Yesterday, on my way into Chipotle, I crossed paths with a guy wearing a bright pink t-shirt that screamed the following, in all caps: “I STAND ON THE RIGHT SIDE OF HISTORY.” Unsurprisingly, he looked rather proud of himself. He also looked like he might punch you if you questioned his political beliefs, so I simply sighed and went on my merry way into Hillary Clinton’s Fake Favorite Restaurant.
But seriously: What did the guy want? A trophy? A shirt declaring you’re “on the right side of history,” regardless of the issue—in this case, it was gay marriage—might be the most self-centered, self-congratulatory garment in the entire world. The only competitor that comes to mind are those t-shirts with the arrows pointing to the wearer’s biceps that say “WELCOME TO THE GUN SHOW,” and those at least have the merit of being funny.

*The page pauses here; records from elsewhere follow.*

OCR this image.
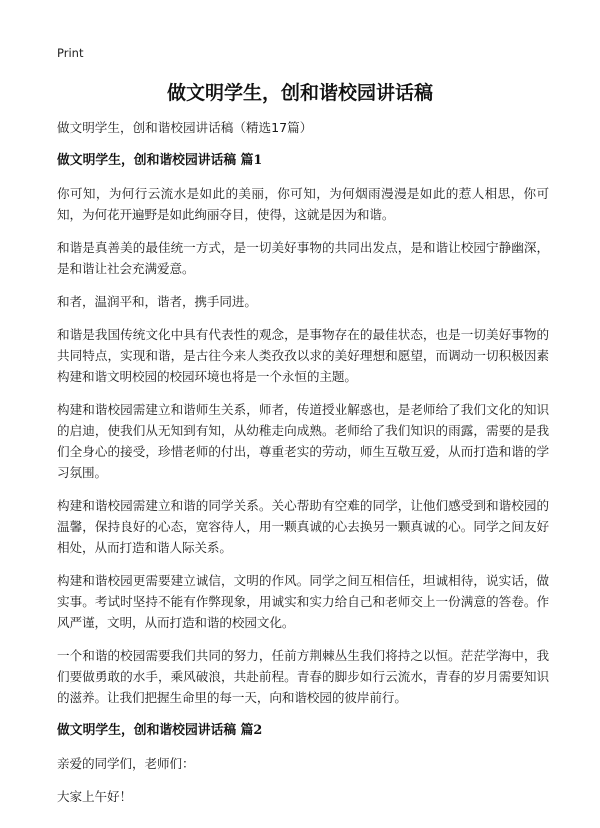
Print
做文明学生，创和谐校园讲话稿
做文明学生，创和谐校园讲话稿（精选17篇）
做文明学生，创和谐校园讲话稿 篇1

你可知，为何行云流水是如此的美丽，你可知，为何烟雨漫漫是如此的惹人相思，你可知，为何花开遍野是如此绚丽夺目，使得，这就是因为和谐。

和谐是真善美的最佳统一方式，是一切美好事物的共同出发点，是和谐让校园宁静幽深，是和谐让社会充满爱意。

和者，温润平和，谐者，携手同进。

和谐是我国传统文化中具有代表性的观念，是事物存在的最佳状态，也是一切美好事物的共同特点，实现和谐，是古往今来人类孜孜以求的美好理想和愿望，而调动一切积极因素构建和谐文明校园的校园环境也将是一个永恒的主题。

构建和谐校园需建立和谐师生关系，师者，传道授业解惑也，是老师给了我们文化的知识的启迪，使我们从无知到有知，从幼稚走向成熟。老师给了我们知识的雨露，需要的是我们全身心的接受，珍惜老师的付出，尊重老实的劳动，师生互敬互爱，从而打造和谐的学习氛围。

构建和谐校园需建立和谐的同学关系。关心帮助有空难的同学，让他们感受到和谐校园的温馨，保持良好的心态，宽容待人，用一颗真诚的心去换另一颗真诚的心。同学之间友好相处，从而打造和谐人际关系。

构建和谐校园更需要建立诚信，文明的作风。同学之间互相信任，坦诚相待，说实话，做实事。考试时坚持不能有作弊现象，用诚实和实力给自己和老师交上一份满意的答卷。作风严谨，文明，从而打造和谐的校园文化。

一个和谐的校园需要我们共同的努力，任前方荆棘丛生我们将持之以恒。茫茫学海中，我们要做勇敢的水手，乘风破浪，共赴前程。青春的脚步如行云流水，青春的岁月需要知识的滋养。让我们把握生命里的每一天，向和谐校园的彼岸前行。

做文明学生，创和谐校园讲话稿 篇2

亲爱的同学们，老师们：

大家上午好！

Much has been said about the absurdity of stating that a person or idea is “on the right side of history”—a belief that history is a linear, upward trajectory to an ever-improving society, punctured by occasional purifying conflicts. Looking back at the actual past, alas, tells a different story: History, if anything, seems cyclical, and it is alternately weird, crazy, confusing, and cruel. Villains sometimes win. Dictators rise. People enslave other people. Wars erupt. There may be good and evil, and there may be ultimate cosmic justice at the hands of God, but human history has no “right” side for one reason: Bad things will inevitably happen again. (I, for one, have a close eye on Japanese robot “nursemaids” and the growing, lurking army of driverless cars.)